James
Callaghan was born in Portsmouth in
1912. After being educated at Portsmouth Northern School, he joined
the staff of the Inland Revenue. In 1931 he joined the Labour
Party and
began work as a trade union official.
Callaghan
was selected as the parliamentary candidate for South Cardiff and
was elected to the House of Commons in
the 1945 General Election and held minor
posts in the government of Clement
Attlee.
When Hugh
Gaitskell died in 1963, Callaghan was one of the main contenders
for the party leadership. Callaghan, who represented the right-wing
of the party, was defeated by Harold Wilson.
When the
Labour
Party was
elected in the 1964 General Election, Callaghan
became the Chancellor of the Exchequer. In this post he created a
great deal of controversy by introducing corporation tax and selective
employment tax. After a long struggle, Callaghan was forced to devalue
the pound in November 1967.
Callaghan
resigned from office but was recalled as Home Secretary in 1968. He
held the post until the defeat of the Labour government in the 1970
General Election.
Edward
Heath
and his Conservative government came into conflict with the trade
unions over his attempts to impose a prices and incomes policy. His
attempts to legislate against unofficial strikes led to industrial
disputes. In 1973 a miners' work-to-rule led to regular power cuts
and the imposition of a three day week. Heath called a general election
in 1974 on the issue of "who rules". He failed to get a
majority and Harold Wilson and the Labour
Party were returned to power.
Wilson
appointed Callaghan as his foreign secretary. In this post he had
responsibility for renegotiating Britain's terms of membership of
the European
Economic Community (ECC).
in 1975 Callaghan was demoted to the position of minister of overseas
development.
Now aged
63, political commentators thought Callaghan's political career was
coming to an end. However, when Harold
Wilson resigned in 1976, Callaghan surprisingly defeated Roy
Jenkins and
Michael Foot for the leadership of the Labour
Party.
The following
year Callaghan, and his Chancellor of the Exchequer, Denis
Healey, controversially began imposing tight monetary controls.

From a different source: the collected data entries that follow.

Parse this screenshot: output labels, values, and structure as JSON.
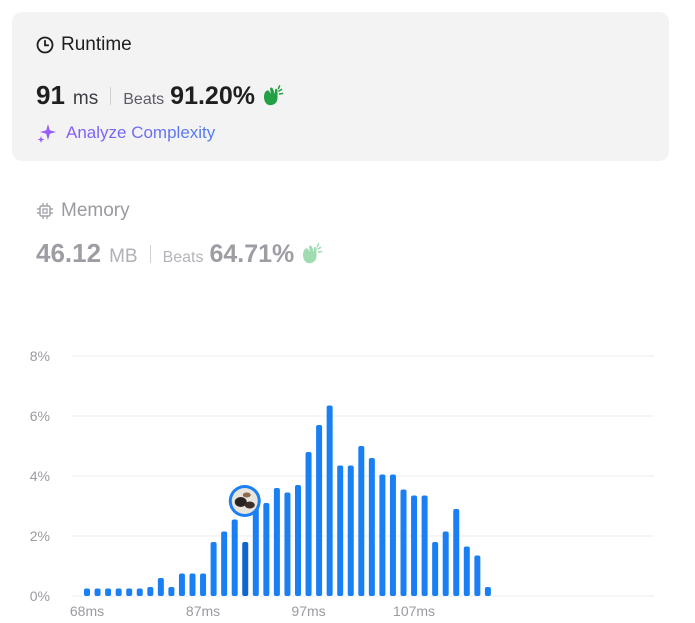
{
  "runtime": {
    "title": "Runtime",
    "value": "91",
    "unit": "ms",
    "beats_label": "Beats",
    "beats_value": "91.20%",
    "analyze_label": "Analyze Complexity"
  },
  "memory": {
    "title": "Memory",
    "value": "46.12",
    "unit": "MB",
    "beats_label": "Beats",
    "beats_value": "64.71%"
  },
  "colors": {
    "bar": "#1a7ff2",
    "highlight_bar": "#1264d0",
    "clap_active": "#22a043",
    "clap_inactive": "#9fdcb0"
  },
  "chart_data": {
    "type": "bar",
    "y_ticks": [
      "8%",
      "6%",
      "4%",
      "2%",
      "0%"
    ],
    "ylim": [
      0,
      8
    ],
    "x_tick_labels": [
      "68ms",
      "87ms",
      "97ms",
      "107ms"
    ],
    "x_tick_indices": [
      0,
      11,
      21,
      31
    ],
    "highlight_index": 15,
    "values": [
      0.25,
      0.25,
      0.25,
      0.25,
      0.25,
      0.25,
      0.3,
      0.6,
      0.3,
      0.75,
      0.75,
      0.75,
      1.8,
      2.15,
      2.55,
      1.8,
      3.1,
      3.1,
      3.6,
      3.45,
      3.7,
      4.8,
      5.7,
      6.35,
      4.35,
      4.35,
      5.0,
      4.6,
      4.05,
      4.05,
      3.55,
      3.35,
      3.35,
      1.8,
      2.15,
      2.9,
      1.65,
      1.35,
      0.3
    ]
  }
}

This included deep cuts in public spending on education and health.
Critics claimed that this laid the foundations of what became known
as monetarism. In 1978 these public spending cuts led to a wave of
strikes (winter of discontent) and the Labour
Party was easily defeated in the 1979 General
Election.
Margaret
Thatcher
became the new prime minister and Callaghan was leader of the opposition
until he resigned in 1980. Callaghan was made a life peer in 1987.

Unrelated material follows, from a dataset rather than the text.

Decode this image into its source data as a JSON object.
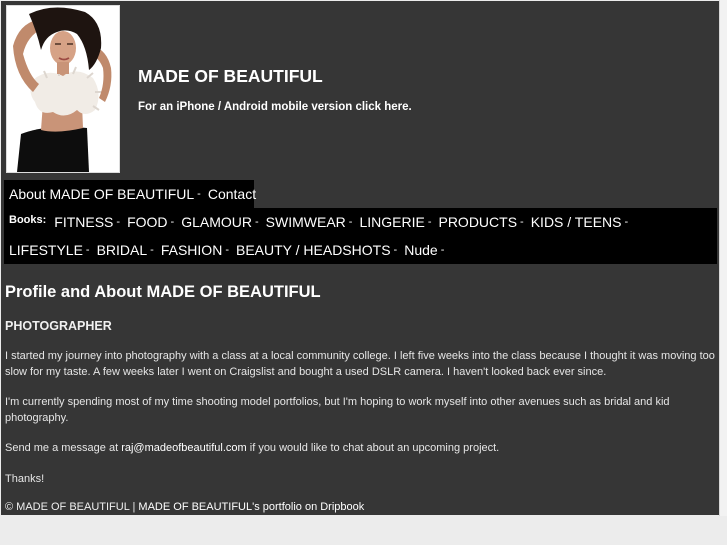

His autobiography, Time and Chance,
was published in 1987.
(1)
Denis
Healey, The Time of My Life
(1989)
Nowadays exchange rates can swing to and fro continually by amount
greater than that,
without attracting much attention outside the City columns of the
newspapers. It may be difficult to understand how great a political
humiliation this devaluation appeared at the time - above all to Wilson
and his Chancellor, Jim Callaghan, who felt he must resign over it.

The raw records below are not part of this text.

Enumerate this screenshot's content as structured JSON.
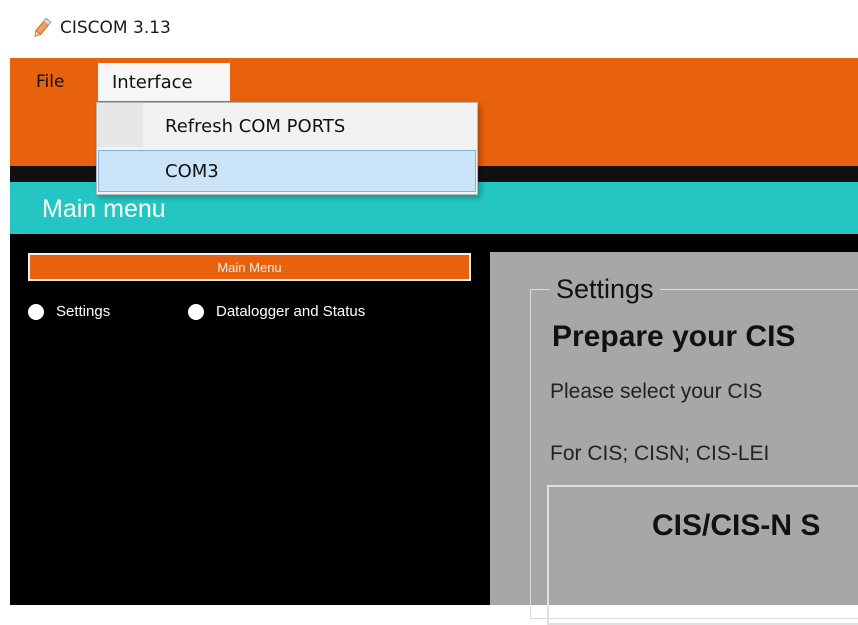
{
  "window": {
    "title": "CISCOM 3.13",
    "icon": "pen-icon"
  },
  "menubar": {
    "file_label": "File",
    "interface_label": "Interface",
    "accent_color": "#e8610c"
  },
  "interface_menu": {
    "items": [
      {
        "label": "Refresh COM PORTS",
        "selected": false
      },
      {
        "label": "COM3",
        "selected": true
      }
    ]
  },
  "header": {
    "title": "Main menu",
    "color": "#23c6c2"
  },
  "left_panel": {
    "menu_title": "Main Menu",
    "options": [
      {
        "label": "Settings"
      },
      {
        "label": "Datalogger and Status"
      }
    ]
  },
  "settings_panel": {
    "legend": "Settings",
    "heading": "Prepare your CIS",
    "line1": "Please select your CIS",
    "line2": "For CIS; CISN; CIS-LEI",
    "box_title": "CIS/CIS-N S"
  }
}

Callaghan's personal distress was increased by careless answer he
gave to a backbencher's question two days before the formal devaluation,
which cost Britain several hundred million pounds.
Wilson himself regarded
the sanctity of sterling as so absolute that he allowed Cabinet to
discuss the issue only once, on July 19th, 1966; and he refused to
circulate the minutes of that meeting, even to the Cabinet ministers
who attended it. Thereafter he vetoed all attempts to discuss-the
exchange rate in Cabinet, or even in any of the Cabinet committees
on economic affairs. After the 1966 election Wilson had set up a small
committee of key ministers to consider the major issues of economic
policy - SEP; but every time we tried to raise the subject of devaluation,
it was evaded. Michael Stewart, Dick Crossman and I soon joined a
lobby for devaluation led by Roy Jenkins, Tony Crosland and George
Brown, who had forced the abortive Cabinet meeting on devaluation
in 1966. But Wilson continued to veto any formal discussion of the
matter until the last moment, when he had already agreed with Callaghan
that devaluation was inevitable. It was not until four days before
the date fixed for the change in parity, that he set up a small group
of ministers to supervise the details; he made me a member, I suspect,
only because he wanted to commit me to yet another cut in defence
spending as part of the accompanying economic measures.
(2)
Harold
Wilson,
Memoirs: The Making of a Prime Minister, 1916-64 (1986)
Jim Callaghan I felt I
could handle. He was a substantial figure in the Party, with strong
trade union support, and always a potential rival. But I knew more
about the Treasury and the economy than he did and the Prime Minister
is also First Lord of the Treasury and holds the whip hand.